И сейчас не собиралась.
Но вот… рядом с Марьей она чувствовала себя неуклюжей. Неправильной. Чрезмерно худой, по-мальчишечьи угловатой. Смуглой.
Темной.
Да и вообще…
— Надо будет в город заглянуть, — Марья, оглядев коляску, по всему было видно, что мучили ее сомнения, все же взобралась на место кучера. — А то ведь и не собралась, почитай… переодеться и то не во что.
— Можно и в город, — покорно согласилась Василиса.
— Потом. Надо же понять, что нам в городе, кроме платьев, понадобится… к слову, тебе тоже не мешало бы обновить гардероб.
Не поможет.
Василиса точно знает. Да, было время, когда она искренне надеялась, что станет красивой, если не как Марья, то хотя бы по-своему, но…
— Правда, сомневаюсь, что в этой глуши найдется по-настоящему приличная портниха… — Марья перехватила поводья и цокнула, на что лоснящийся жеребчик только дернул ухом. — Вот зараза копытная!
Марья привстала и свистнула.
— Что? Или может… — она посмотрела на Василису так жалобно, что обида разом куда-то ушла. Да и стоило ли обижаться? Господь постановил Марье красоту, Настасье достались ум и упорство. А Василиса просто неудачненькой получилась.
Зато она с лошадьми ладит.
И готовит неплохо.
— Давай я, — предложила Василиса и подала руку, помогая сестре спуститься. На сиденье экипажа, с зонтом в руках, Марья выглядела именно так, как подобало выглядеть княжне.
Свежа.
Прекрасна.
И…
И Василиса поняла, что ей совершенно не хочется знакомить Марью с Демьяном Еремеевичем. И вовсе не потому, что он Марье не понравится. Наверняка ведь не понравится, ибо сестра предпочитала мужчин совсем иного складу и характеру. Но вот… она ему понравится.

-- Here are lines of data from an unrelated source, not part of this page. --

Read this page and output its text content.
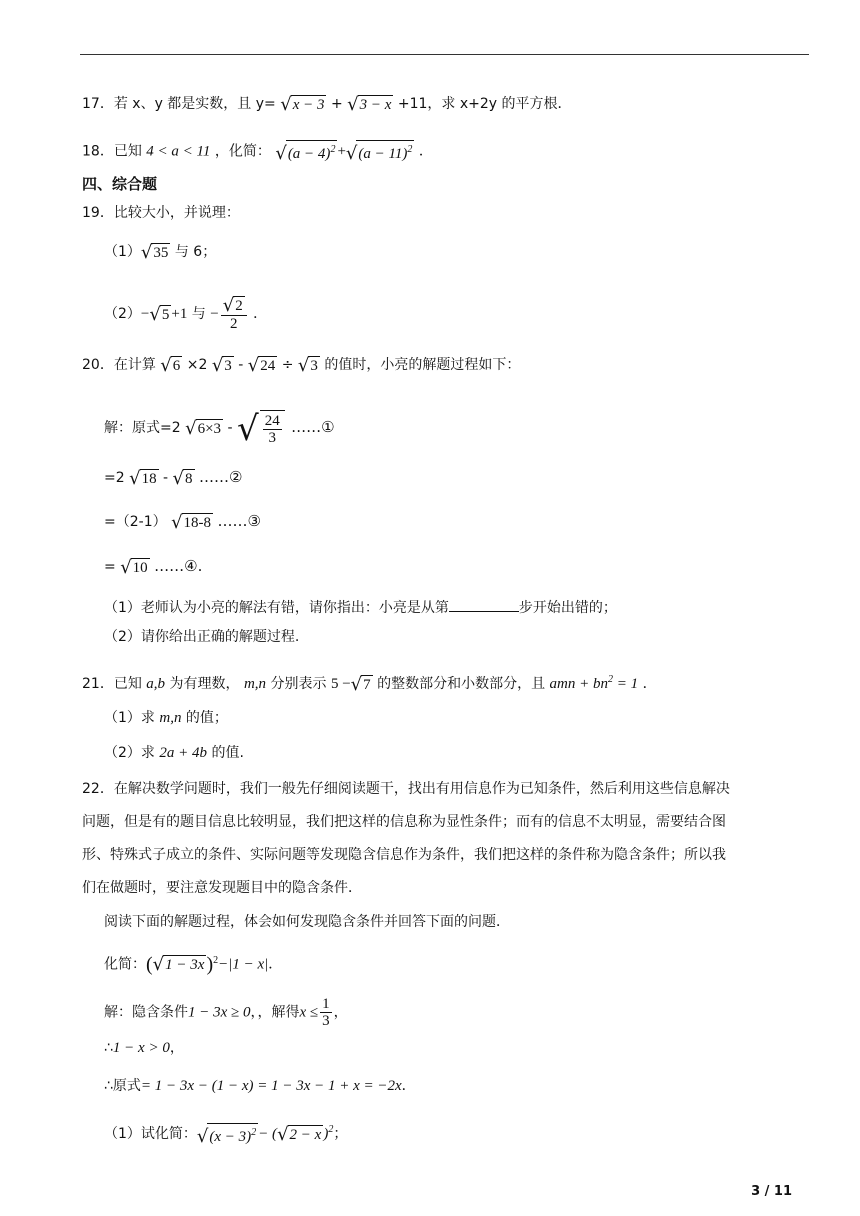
17．若 x、y 都是实数，且 y= √ x − 3 + √ 3 − x +11，求 x+2y 的平方根．
18．已知 4 < a < 11 ，化简： √ $(a - 4)^2$ + √ $(a - 11)^2$ ．
四、综合题
19．比较大小，并说理：
（1） √ 35 与 6；
（2）− √ 5 +1 与 − $\frac{√ 2}{2}$ ．
20．在计算 √ 6 ×2 √ 3 - √ 24 ÷ √ 3 的值时，小亮的解题过程如下：
解：原式=2 √ 6×3 - √ $\frac{24}{3}$ ……①
=2 √ 18 - √ 8 ……②
=（2-1） √ 18-8 ……③
= √ 10 ……④.
（1）老师认为小亮的解法有错，请你指出：小亮是从第	步开始出错的；
（2）请你给出正确的解题过程.
21．已知 a,b 为有理数， m,n 分别表示 5 − √ 7 的整数部分和小数部分，且 amn + $bn^2 = 1$ ．
（1）求 m,n 的值；
（2）求 2a + 4b 的值.
22．在解决数学问题时，我们一般先仔细阅读题干，找出有用信息作为已知条件，然后利用这些信息解决
问题，但是有的题目信息比较明显，我们把这样的信息称为显性条件；而有的信息不太明显，需要结合图
形、特殊式子成立的条件、实际问题等发现隐含信息作为条件，我们把这样的条件称为隐含条件；所以我
们在做题时，要注意发现题目中的隐含条件．
阅读下面的解题过程，体会如何发现隐含条件并回答下面的问题．
化简：( √ 1 − 3x )$^2$−|1 − x|．
解：隐含条件1 − 3x ≥ 0，，解得$x \le \frac{1}{3}$ ，
∴1 − x > 0，
∴原式= 1 − 3x − (1 − x) = 1 − 3x − 1 + x = −2x．
（1）试化简： √ $(x - 3)^2$ − ( √ 2 − x )$^2$；
3 / 11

Она нравится всем мужчинам.
Прежде Василиса воспринимала это как должное, а теперь вдруг обидно стало.
Василиса подобрала вожжи.
— И с прислугой надо что-то решить. Виданое ли дело, одного конюха держать… а вот отбыл он, и что теперь?
— Надо, — согласилась Василиса.
Мужчин Марья очаровывала.
Завораживала.
Манила этой ледяною своей красотой. И нисколько-то не останавливало их, что сама Марья была замужем, и в замужестве этом вполне счастлива.